I am giving serious consideration to stopping the Mirtazapine for, as stated above, many of the anxiety symptoms remained anyway. My doctor is concerned that coming off of anti-depressants might put me into a more depressed state, or that my anxiety might get the better of me to a far more crippling degree than before. I will wait for the specialists opinion but I am hoping that I can taper off of Mirtazapine without major withdrawal problems - I live alone so I'm a bit worried that if I do have a depressive reaction to coming off of the drug there's nobody around to talk me around or reassure me. If I can come off it without too many problems I think I will still have benefitted from the fact that it may have helped me look at the wider view around the things that cause my anxiety - even if many of the symptoms remained.
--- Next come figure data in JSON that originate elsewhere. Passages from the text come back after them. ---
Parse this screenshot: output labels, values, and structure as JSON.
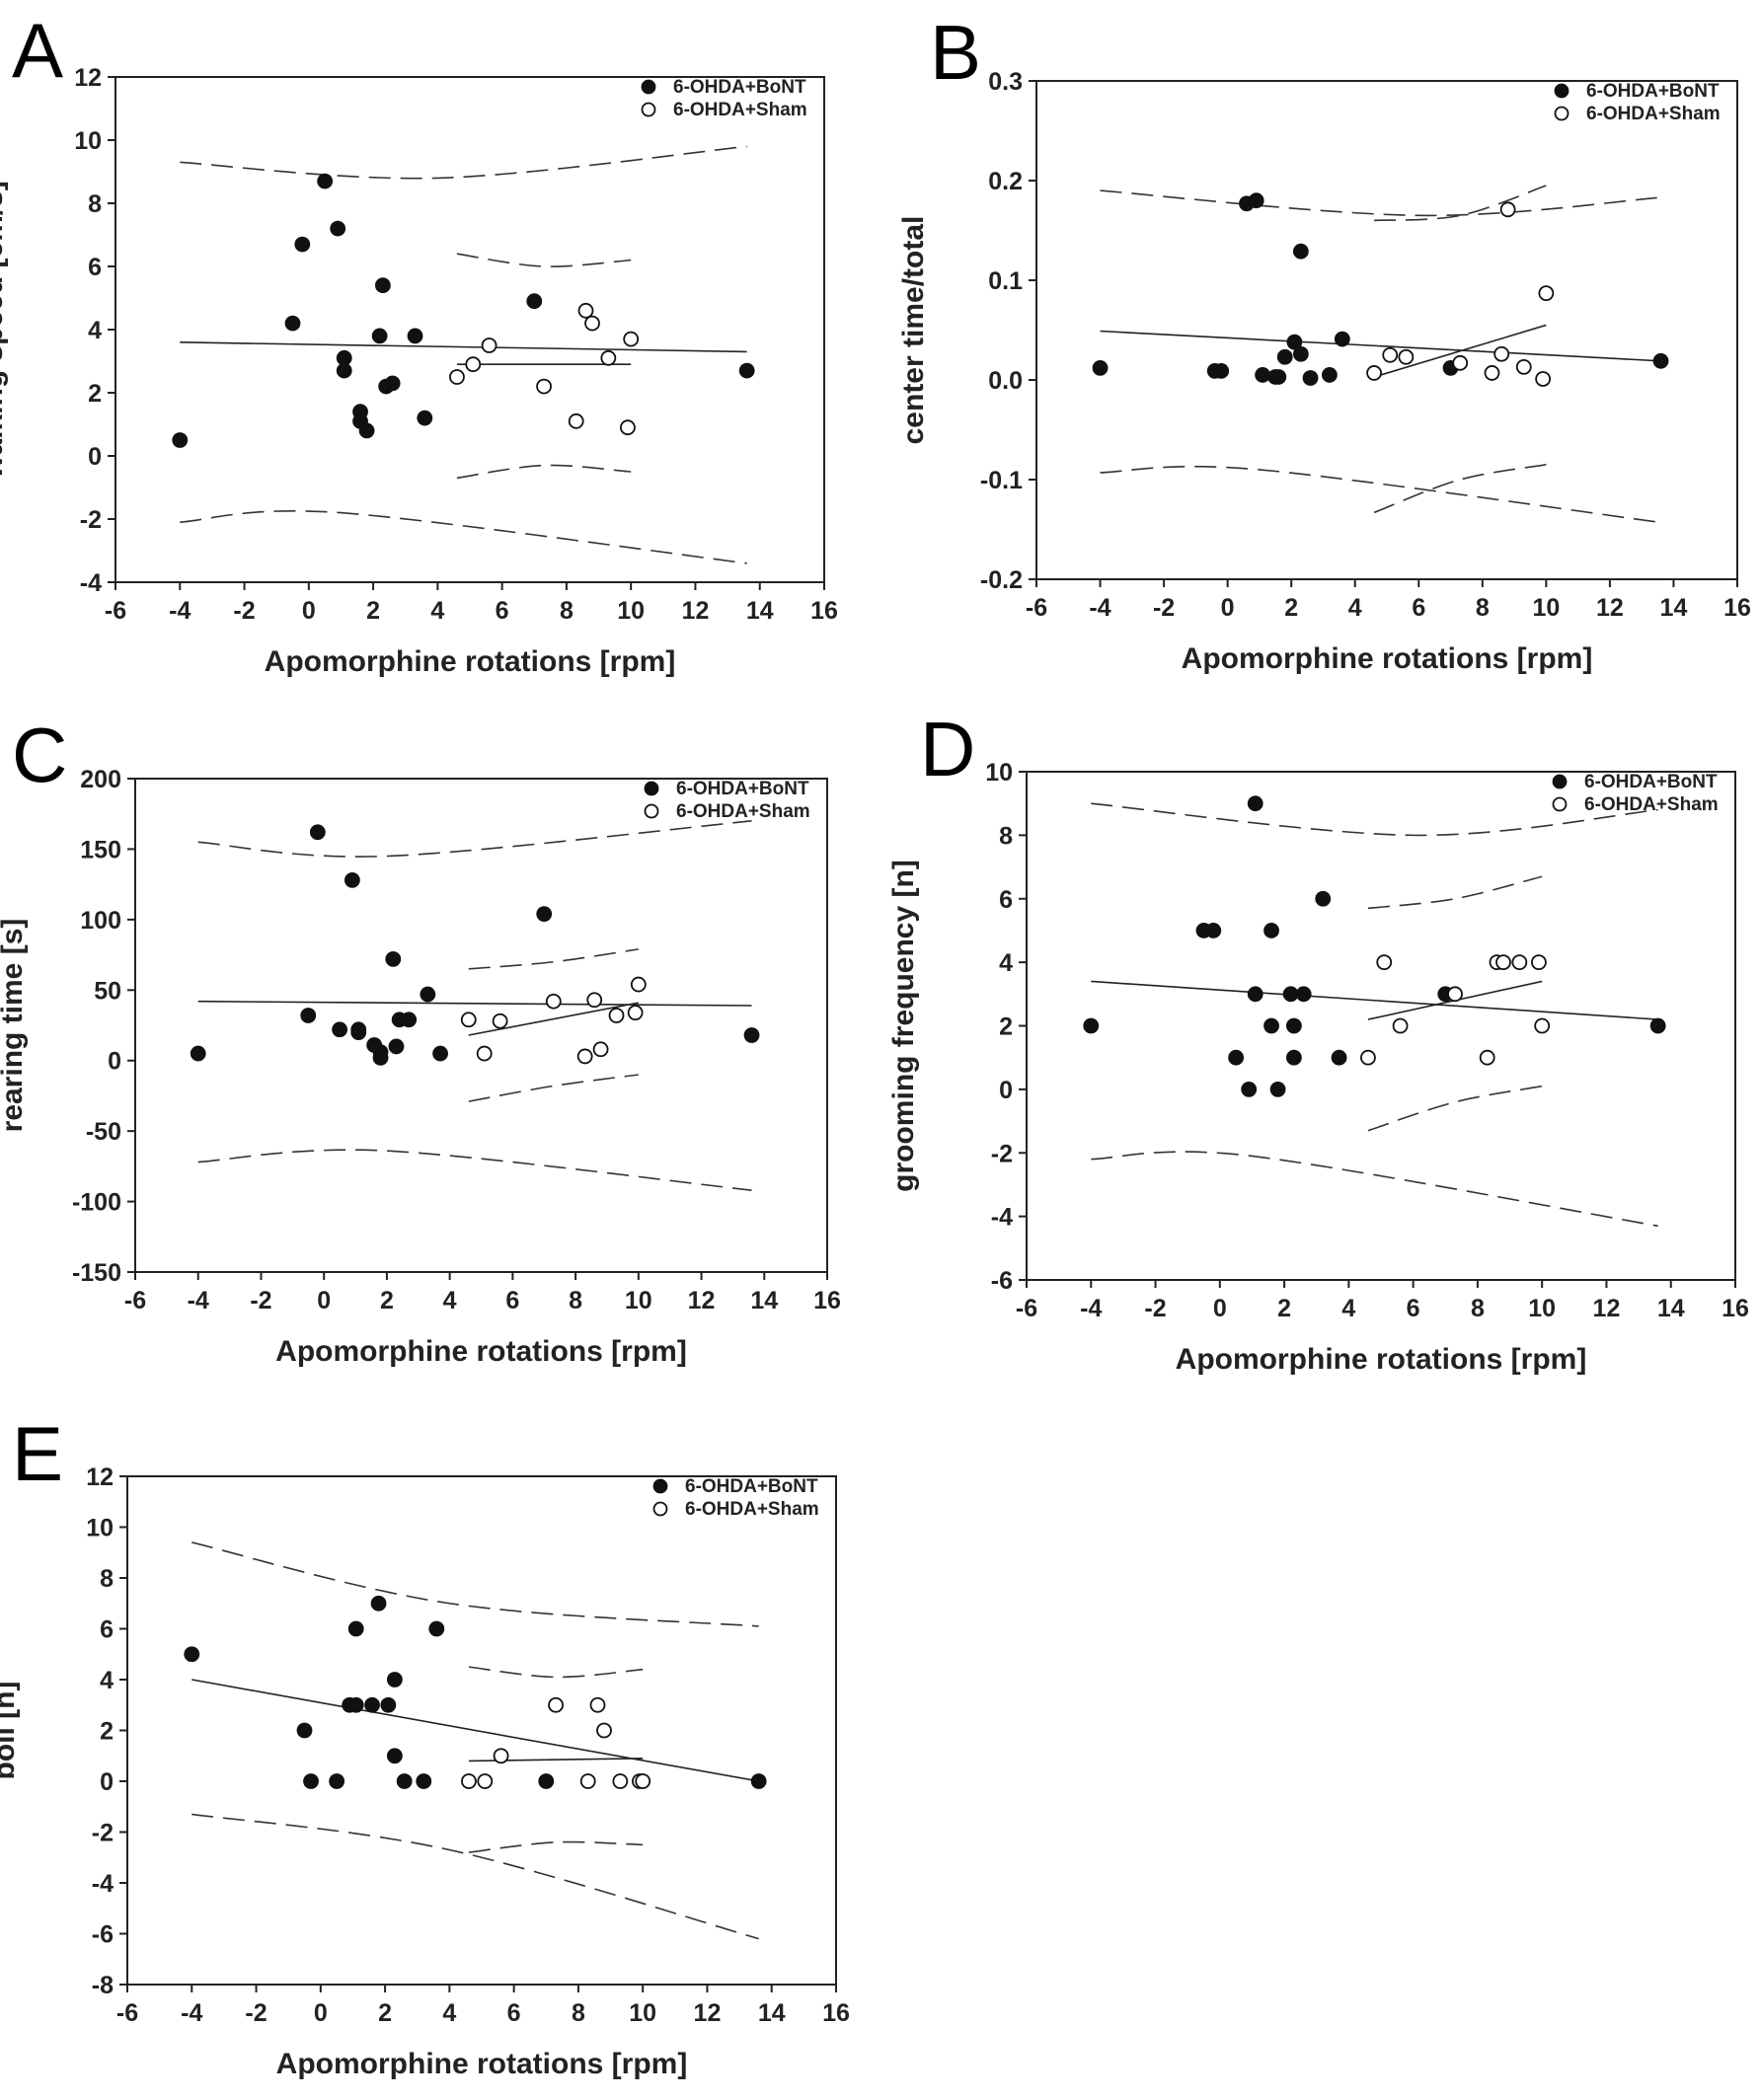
{
  "figure": {
    "x_axis": {
      "label": "Apomorphine rotations [rpm]",
      "range": [
        -6,
        16
      ],
      "ticks": [
        -6,
        -4,
        -2,
        0,
        2,
        4,
        6,
        8,
        10,
        12,
        14,
        16
      ]
    },
    "legend": {
      "bont": "6-OHDA+BoNT",
      "sham": "6-OHDA+Sham"
    },
    "colors": {
      "bont_fill": "#111111",
      "sham_fill": "#ffffff",
      "stroke": "#111111"
    }
  },
  "chart_data": [
    {
      "panel": "A",
      "type": "scatter",
      "xlabel": "Apomorphine rotations [rpm]",
      "ylabel": "walking speed [cm/s]",
      "xlim": [
        -6,
        16
      ],
      "ylim": [
        -4,
        12
      ],
      "yticks": [
        -4,
        -2,
        0,
        2,
        4,
        6,
        8,
        10,
        12
      ],
      "legend_position": "top-right",
      "series": [
        {
          "name": "6-OHDA+BoNT",
          "marker": "filled-circle",
          "points": [
            [
              -4,
              0.5
            ],
            [
              -0.5,
              4.2
            ],
            [
              -0.2,
              6.7
            ],
            [
              0.5,
              8.7
            ],
            [
              0.9,
              7.2
            ],
            [
              1.1,
              3.1
            ],
            [
              1.1,
              2.7
            ],
            [
              1.6,
              1.4
            ],
            [
              1.6,
              1.1
            ],
            [
              1.8,
              0.8
            ],
            [
              2.2,
              3.8
            ],
            [
              2.3,
              5.4
            ],
            [
              2.4,
              2.2
            ],
            [
              2.6,
              2.3
            ],
            [
              3.3,
              3.8
            ],
            [
              3.6,
              1.2
            ],
            [
              7.0,
              4.9
            ],
            [
              13.6,
              2.7
            ]
          ],
          "fit": {
            "x": [
              -4,
              13.6
            ],
            "y": [
              3.6,
              3.3
            ]
          },
          "ci_upper": {
            "x": [
              -4,
              4,
              13.6
            ],
            "y": [
              9.3,
              8.8,
              9.8
            ]
          },
          "ci_lower": {
            "x": [
              -4,
              1,
              13.6
            ],
            "y": [
              -2.1,
              -1.8,
              -3.4
            ]
          }
        },
        {
          "name": "6-OHDA+Sham",
          "marker": "open-circle",
          "points": [
            [
              4.6,
              2.5
            ],
            [
              5.1,
              2.9
            ],
            [
              5.6,
              3.5
            ],
            [
              7.3,
              2.2
            ],
            [
              8.3,
              1.1
            ],
            [
              8.6,
              4.6
            ],
            [
              8.8,
              4.2
            ],
            [
              9.3,
              3.1
            ],
            [
              9.9,
              0.9
            ],
            [
              10.0,
              3.7
            ]
          ],
          "fit": {
            "x": [
              4.6,
              10.0
            ],
            "y": [
              2.9,
              2.9
            ]
          },
          "ci_upper": {
            "x": [
              4.6,
              7.3,
              10.0
            ],
            "y": [
              6.4,
              6.0,
              6.2
            ]
          },
          "ci_lower": {
            "x": [
              4.6,
              7.3,
              10.0
            ],
            "y": [
              -0.7,
              -0.3,
              -0.5
            ]
          }
        }
      ]
    },
    {
      "panel": "B",
      "type": "scatter",
      "xlabel": "Apomorphine rotations [rpm]",
      "ylabel": "center time/total",
      "xlim": [
        -6,
        16
      ],
      "ylim": [
        -0.2,
        0.3
      ],
      "yticks": [
        -0.2,
        -0.1,
        0.0,
        0.1,
        0.2,
        0.3
      ],
      "legend_position": "top-right",
      "series": [
        {
          "name": "6-OHDA+BoNT",
          "marker": "filled-circle",
          "points": [
            [
              -4,
              0.012
            ],
            [
              -0.4,
              0.009
            ],
            [
              -0.2,
              0.009
            ],
            [
              0.6,
              0.177
            ],
            [
              0.9,
              0.18
            ],
            [
              1.1,
              0.005
            ],
            [
              1.5,
              0.003
            ],
            [
              1.6,
              0.003
            ],
            [
              1.8,
              0.023
            ],
            [
              2.1,
              0.038
            ],
            [
              2.3,
              0.026
            ],
            [
              2.3,
              0.129
            ],
            [
              2.6,
              0.002
            ],
            [
              3.2,
              0.005
            ],
            [
              3.6,
              0.041
            ],
            [
              7.0,
              0.012
            ],
            [
              13.6,
              0.019
            ]
          ],
          "fit": {
            "x": [
              -4,
              13.6
            ],
            "y": [
              0.049,
              0.019
            ]
          },
          "ci_upper": {
            "x": [
              -4,
              6,
              13.6
            ],
            "y": [
              0.19,
              0.165,
              0.183
            ]
          },
          "ci_lower": {
            "x": [
              -4,
              1,
              13.6
            ],
            "y": [
              -0.093,
              -0.09,
              -0.143
            ]
          }
        },
        {
          "name": "6-OHDA+Sham",
          "marker": "open-circle",
          "points": [
            [
              4.6,
              0.007
            ],
            [
              5.1,
              0.025
            ],
            [
              5.6,
              0.023
            ],
            [
              7.3,
              0.017
            ],
            [
              8.3,
              0.007
            ],
            [
              8.6,
              0.026
            ],
            [
              8.8,
              0.171
            ],
            [
              9.3,
              0.013
            ],
            [
              9.9,
              0.001
            ],
            [
              10.0,
              0.087
            ]
          ],
          "fit": {
            "x": [
              4.6,
              10.0
            ],
            "y": [
              0.003,
              0.055
            ]
          },
          "ci_upper": {
            "x": [
              4.6,
              7.3,
              10.0
            ],
            "y": [
              0.16,
              0.165,
              0.195
            ]
          },
          "ci_lower": {
            "x": [
              4.6,
              7.3,
              10.0
            ],
            "y": [
              -0.133,
              -0.1,
              -0.085
            ]
          }
        }
      ]
    },
    {
      "panel": "C",
      "type": "scatter",
      "xlabel": "Apomorphine rotations [rpm]",
      "ylabel": "rearing time [s]",
      "xlim": [
        -6,
        16
      ],
      "ylim": [
        -150,
        200
      ],
      "yticks": [
        -150,
        -100,
        -50,
        0,
        50,
        100,
        150,
        200
      ],
      "legend_position": "top-right",
      "series": [
        {
          "name": "6-OHDA+BoNT",
          "marker": "filled-circle",
          "points": [
            [
              -4,
              5
            ],
            [
              -0.5,
              32
            ],
            [
              -0.2,
              162
            ],
            [
              0.5,
              22
            ],
            [
              0.9,
              128
            ],
            [
              1.1,
              20
            ],
            [
              1.1,
              22
            ],
            [
              1.6,
              11
            ],
            [
              1.8,
              6
            ],
            [
              1.8,
              2
            ],
            [
              2.2,
              72
            ],
            [
              2.3,
              10
            ],
            [
              2.4,
              29
            ],
            [
              2.7,
              29
            ],
            [
              3.3,
              47
            ],
            [
              3.7,
              5
            ],
            [
              7.0,
              104
            ],
            [
              13.6,
              18
            ]
          ],
          "fit": {
            "x": [
              -4,
              13.6
            ],
            "y": [
              42,
              39
            ]
          },
          "ci_upper": {
            "x": [
              -4,
              2,
              13.6
            ],
            "y": [
              155,
              145,
              170
            ]
          },
          "ci_lower": {
            "x": [
              -4,
              2,
              13.6
            ],
            "y": [
              -72,
              -64,
              -92
            ]
          }
        },
        {
          "name": "6-OHDA+Sham",
          "marker": "open-circle",
          "points": [
            [
              4.6,
              29
            ],
            [
              5.1,
              5
            ],
            [
              5.6,
              28
            ],
            [
              7.3,
              42
            ],
            [
              8.3,
              3
            ],
            [
              8.6,
              43
            ],
            [
              8.8,
              8
            ],
            [
              9.3,
              32
            ],
            [
              9.9,
              34
            ],
            [
              10.0,
              54
            ]
          ],
          "fit": {
            "x": [
              4.6,
              10.0
            ],
            "y": [
              18,
              41
            ]
          },
          "ci_upper": {
            "x": [
              4.6,
              7.3,
              10.0
            ],
            "y": [
              65,
              70,
              79
            ]
          },
          "ci_lower": {
            "x": [
              4.6,
              7.3,
              10.0
            ],
            "y": [
              -29,
              -18,
              -10
            ]
          }
        }
      ]
    },
    {
      "panel": "D",
      "type": "scatter",
      "xlabel": "Apomorphine rotations [rpm]",
      "ylabel": "grooming frequency [n]",
      "xlim": [
        -6,
        16
      ],
      "ylim": [
        -6,
        10
      ],
      "yticks": [
        -6,
        -4,
        -2,
        0,
        2,
        4,
        6,
        8,
        10
      ],
      "legend_position": "top-right",
      "series": [
        {
          "name": "6-OHDA+BoNT",
          "marker": "filled-circle",
          "points": [
            [
              -4,
              2
            ],
            [
              -0.5,
              5
            ],
            [
              -0.2,
              5
            ],
            [
              0.5,
              1
            ],
            [
              0.9,
              0
            ],
            [
              1.1,
              3
            ],
            [
              1.1,
              9
            ],
            [
              1.6,
              5
            ],
            [
              1.6,
              2
            ],
            [
              1.8,
              0
            ],
            [
              2.2,
              3
            ],
            [
              2.3,
              2
            ],
            [
              2.3,
              1
            ],
            [
              2.6,
              3
            ],
            [
              3.2,
              6
            ],
            [
              3.7,
              1
            ],
            [
              7.0,
              3
            ],
            [
              13.6,
              2
            ]
          ],
          "fit": {
            "x": [
              -4,
              13.6
            ],
            "y": [
              3.4,
              2.2
            ]
          },
          "ci_upper": {
            "x": [
              -4,
              6,
              13.6
            ],
            "y": [
              9.0,
              8.0,
              8.8
            ]
          },
          "ci_lower": {
            "x": [
              -4,
              1,
              13.6
            ],
            "y": [
              -2.2,
              -2.1,
              -4.3
            ]
          }
        },
        {
          "name": "6-OHDA+Sham",
          "marker": "open-circle",
          "points": [
            [
              4.6,
              1
            ],
            [
              5.1,
              4
            ],
            [
              5.6,
              2
            ],
            [
              7.3,
              3
            ],
            [
              8.3,
              1
            ],
            [
              8.6,
              4
            ],
            [
              8.8,
              4
            ],
            [
              9.3,
              4
            ],
            [
              9.9,
              4
            ],
            [
              10.0,
              2
            ]
          ],
          "fit": {
            "x": [
              4.6,
              10.0
            ],
            "y": [
              2.2,
              3.4
            ]
          },
          "ci_upper": {
            "x": [
              4.6,
              7.3,
              10.0
            ],
            "y": [
              5.7,
              6.0,
              6.7
            ]
          },
          "ci_lower": {
            "x": [
              4.6,
              7.3,
              10.0
            ],
            "y": [
              -1.3,
              -0.4,
              0.1
            ]
          }
        }
      ]
    },
    {
      "panel": "E",
      "type": "scatter",
      "xlabel": "Apomorphine rotations [rpm]",
      "ylabel": "boli [n]",
      "xlim": [
        -6,
        16
      ],
      "ylim": [
        -8,
        12
      ],
      "yticks": [
        -8,
        -6,
        -4,
        -2,
        0,
        2,
        4,
        6,
        8,
        10,
        12
      ],
      "legend_position": "top-right",
      "series": [
        {
          "name": "6-OHDA+BoNT",
          "marker": "filled-circle",
          "points": [
            [
              -4,
              5
            ],
            [
              -0.5,
              2
            ],
            [
              -0.3,
              0
            ],
            [
              0.5,
              0
            ],
            [
              0.9,
              3
            ],
            [
              1.1,
              6
            ],
            [
              1.1,
              3
            ],
            [
              1.6,
              3
            ],
            [
              1.8,
              7
            ],
            [
              2.1,
              3
            ],
            [
              2.3,
              4
            ],
            [
              2.3,
              1
            ],
            [
              2.6,
              0
            ],
            [
              3.2,
              0
            ],
            [
              3.6,
              6
            ],
            [
              7.0,
              0
            ],
            [
              13.6,
              0
            ]
          ],
          "fit": {
            "x": [
              -4,
              13.6
            ],
            "y": [
              4.0,
              0.0
            ]
          },
          "ci_upper": {
            "x": [
              -4,
              4,
              13.6
            ],
            "y": [
              9.4,
              7.0,
              6.1
            ]
          },
          "ci_lower": {
            "x": [
              -4,
              4,
              13.6
            ],
            "y": [
              -1.3,
              -2.7,
              -6.2
            ]
          }
        },
        {
          "name": "6-OHDA+Sham",
          "marker": "open-circle",
          "points": [
            [
              4.6,
              0
            ],
            [
              5.1,
              0
            ],
            [
              5.6,
              1
            ],
            [
              7.3,
              3
            ],
            [
              8.3,
              0
            ],
            [
              8.6,
              3
            ],
            [
              8.8,
              2
            ],
            [
              9.3,
              0
            ],
            [
              9.9,
              0
            ],
            [
              10.0,
              0
            ]
          ],
          "fit": {
            "x": [
              4.6,
              10.0
            ],
            "y": [
              0.8,
              0.9
            ]
          },
          "ci_upper": {
            "x": [
              4.6,
              7.3,
              10.0
            ],
            "y": [
              4.5,
              4.1,
              4.4
            ]
          },
          "ci_lower": {
            "x": [
              4.6,
              7.3,
              10.0
            ],
            "y": [
              -2.8,
              -2.4,
              -2.5
            ]
          }
        }
      ]
    }
  ]
}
I have to say though that I have never really found it easy to work out what does cause me anxiety - I always thought I was quite laid back and not up-tight at all and often it's only months after that I can look back and see that things I felt I was coping with were in fact knawing away at me little by little - giving me this now almost constant globus sensation in place of the infrequent but dramatic panic attacks.
I have agreed to try Cognative Behavioural Therapy as an alternative option - although my lack of passion and enthusiasm, and natural cynicism might be a big stumbling block there.
If anyone has experience of lack of libido or a decrease in testosterone through taking Mirtazapine I would be grateful for any further insights. Ie, do you put lack of sexual drive down to depression/anxiety or the antidepressant drug?